Before going further, I want to add a disclaimer: I am not blaming anyone for the issues that occurred. There are guilty parties all around and no names will be used. It is the intent of this article that we all learn from the lessons they teach. All of these examples are true; I present the issues first and the answers follow.

What Is this Twilight Zone?

I am talking about that warped period of time between when the pump is shipped from the factory and subsequently started up. I am talking about the time and place between the pump being removed for repair and when it is reinstalled. I am talking about the unexplained changes that occur when pump “A” is pulled from the system and pump “B” is installed in its place.

This is the interim dimension I previously called the magic and mystery place.
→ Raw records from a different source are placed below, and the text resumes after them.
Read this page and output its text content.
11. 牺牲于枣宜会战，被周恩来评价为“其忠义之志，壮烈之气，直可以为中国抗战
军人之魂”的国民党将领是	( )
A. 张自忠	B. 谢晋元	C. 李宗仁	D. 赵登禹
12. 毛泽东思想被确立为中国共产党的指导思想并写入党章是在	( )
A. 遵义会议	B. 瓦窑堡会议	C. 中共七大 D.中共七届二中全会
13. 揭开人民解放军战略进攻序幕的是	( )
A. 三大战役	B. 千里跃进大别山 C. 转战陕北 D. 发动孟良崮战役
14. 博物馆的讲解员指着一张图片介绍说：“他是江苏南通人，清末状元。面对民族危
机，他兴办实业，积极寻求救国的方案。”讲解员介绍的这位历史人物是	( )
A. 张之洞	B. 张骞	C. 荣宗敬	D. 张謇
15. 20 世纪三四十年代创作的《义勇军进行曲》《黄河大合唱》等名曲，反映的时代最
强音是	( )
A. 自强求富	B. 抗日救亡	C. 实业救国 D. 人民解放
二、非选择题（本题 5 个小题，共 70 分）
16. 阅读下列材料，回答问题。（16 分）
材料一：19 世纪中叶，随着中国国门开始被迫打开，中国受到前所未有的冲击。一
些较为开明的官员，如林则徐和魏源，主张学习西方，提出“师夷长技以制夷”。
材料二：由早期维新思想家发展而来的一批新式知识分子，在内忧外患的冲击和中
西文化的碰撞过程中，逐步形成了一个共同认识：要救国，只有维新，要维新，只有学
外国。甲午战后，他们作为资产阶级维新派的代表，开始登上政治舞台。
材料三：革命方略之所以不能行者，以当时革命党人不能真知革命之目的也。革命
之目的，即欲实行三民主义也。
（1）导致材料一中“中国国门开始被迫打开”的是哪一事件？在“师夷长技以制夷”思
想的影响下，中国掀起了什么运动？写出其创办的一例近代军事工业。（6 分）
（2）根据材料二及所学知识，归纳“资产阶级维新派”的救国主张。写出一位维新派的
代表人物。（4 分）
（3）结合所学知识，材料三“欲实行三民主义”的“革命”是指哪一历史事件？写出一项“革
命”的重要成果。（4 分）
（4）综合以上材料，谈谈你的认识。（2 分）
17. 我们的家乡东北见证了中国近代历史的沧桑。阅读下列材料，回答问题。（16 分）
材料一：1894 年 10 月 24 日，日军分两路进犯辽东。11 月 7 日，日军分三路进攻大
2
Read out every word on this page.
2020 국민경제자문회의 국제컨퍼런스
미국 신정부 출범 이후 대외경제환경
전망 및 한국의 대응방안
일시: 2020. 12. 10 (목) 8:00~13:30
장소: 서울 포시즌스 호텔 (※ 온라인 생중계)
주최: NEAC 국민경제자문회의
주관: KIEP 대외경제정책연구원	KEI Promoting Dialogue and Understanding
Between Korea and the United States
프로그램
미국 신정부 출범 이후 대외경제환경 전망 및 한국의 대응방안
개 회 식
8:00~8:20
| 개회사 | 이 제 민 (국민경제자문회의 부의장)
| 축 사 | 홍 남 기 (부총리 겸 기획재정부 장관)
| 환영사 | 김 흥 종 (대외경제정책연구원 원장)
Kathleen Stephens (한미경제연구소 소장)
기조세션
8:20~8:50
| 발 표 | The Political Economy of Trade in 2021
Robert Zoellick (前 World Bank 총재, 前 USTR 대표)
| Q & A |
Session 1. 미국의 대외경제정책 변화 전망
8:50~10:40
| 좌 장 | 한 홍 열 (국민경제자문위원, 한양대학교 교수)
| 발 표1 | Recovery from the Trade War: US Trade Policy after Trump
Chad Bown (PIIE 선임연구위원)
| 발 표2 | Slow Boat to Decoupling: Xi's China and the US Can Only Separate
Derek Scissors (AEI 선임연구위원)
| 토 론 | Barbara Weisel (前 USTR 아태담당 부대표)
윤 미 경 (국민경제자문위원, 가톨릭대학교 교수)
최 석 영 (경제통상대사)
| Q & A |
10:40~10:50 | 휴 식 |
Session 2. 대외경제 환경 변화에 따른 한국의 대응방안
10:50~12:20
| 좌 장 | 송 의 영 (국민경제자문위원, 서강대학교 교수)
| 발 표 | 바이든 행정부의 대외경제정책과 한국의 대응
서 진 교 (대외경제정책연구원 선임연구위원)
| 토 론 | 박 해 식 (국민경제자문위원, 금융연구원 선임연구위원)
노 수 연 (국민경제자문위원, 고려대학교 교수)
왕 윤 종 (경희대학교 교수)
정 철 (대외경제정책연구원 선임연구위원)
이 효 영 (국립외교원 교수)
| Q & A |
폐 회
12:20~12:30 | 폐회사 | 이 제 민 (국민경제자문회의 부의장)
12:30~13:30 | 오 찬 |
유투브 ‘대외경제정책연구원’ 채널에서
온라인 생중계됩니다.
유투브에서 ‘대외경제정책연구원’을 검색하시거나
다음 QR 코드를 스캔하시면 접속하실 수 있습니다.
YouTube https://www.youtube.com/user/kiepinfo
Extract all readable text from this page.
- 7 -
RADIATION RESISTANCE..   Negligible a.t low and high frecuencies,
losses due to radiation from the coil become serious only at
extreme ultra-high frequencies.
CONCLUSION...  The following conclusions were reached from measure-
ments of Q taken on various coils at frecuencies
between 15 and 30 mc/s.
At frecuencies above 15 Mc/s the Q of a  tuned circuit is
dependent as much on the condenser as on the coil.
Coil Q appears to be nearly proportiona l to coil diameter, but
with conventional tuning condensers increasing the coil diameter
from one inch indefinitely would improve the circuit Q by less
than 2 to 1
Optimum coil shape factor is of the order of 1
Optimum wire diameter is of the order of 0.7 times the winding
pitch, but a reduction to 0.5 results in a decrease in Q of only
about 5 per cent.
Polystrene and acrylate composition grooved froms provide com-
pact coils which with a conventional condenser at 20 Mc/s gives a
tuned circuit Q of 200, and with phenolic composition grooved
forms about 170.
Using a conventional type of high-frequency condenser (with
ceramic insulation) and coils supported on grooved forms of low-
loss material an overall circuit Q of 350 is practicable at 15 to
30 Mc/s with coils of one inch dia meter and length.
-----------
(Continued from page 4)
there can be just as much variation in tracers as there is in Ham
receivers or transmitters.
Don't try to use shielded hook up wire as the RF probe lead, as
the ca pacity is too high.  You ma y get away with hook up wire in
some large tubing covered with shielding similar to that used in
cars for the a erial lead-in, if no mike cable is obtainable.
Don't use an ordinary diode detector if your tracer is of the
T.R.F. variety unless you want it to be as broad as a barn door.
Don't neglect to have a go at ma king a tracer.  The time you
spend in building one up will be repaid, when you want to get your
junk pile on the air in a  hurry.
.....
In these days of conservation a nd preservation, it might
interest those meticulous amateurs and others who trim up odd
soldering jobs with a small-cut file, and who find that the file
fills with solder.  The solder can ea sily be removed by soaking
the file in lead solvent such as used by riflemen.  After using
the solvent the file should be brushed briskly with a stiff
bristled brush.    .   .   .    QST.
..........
Lately, this is the dimension I refer to as the twilight zone.

1. The case of the missing impellers. Do not blink twice, or you will miss it.

In a steel mill in the central Midwest, a six-stage boiler feed pump is pulled from service for routine maintenance to reestablish the original operating clearances. Note that the pump is driven by a multistage steam turbine. The pump operated in excellent fashion for more than eight years of continuous service, but it was time for an overhaul.

The pump was rebuilt and returned to the customer by the OEM repair center. Upon initial startup, the pump operated smoothly, but the hydraulic performance was markedly off. The flow and head were both diminished when compared to the manufacturer’s published performance parameters. The upset customer proclaimed that the repair center had left out a few stages (impellers) during the repair. This pump was originally designed as an eight-stage pump, but was built for this customer as a six-stage pump. This is a common practice where blanks are used for impellers when a lower discharge pressure is required. The customer was suggesting the pump was now a four-stage in lieu of a six-stage pump.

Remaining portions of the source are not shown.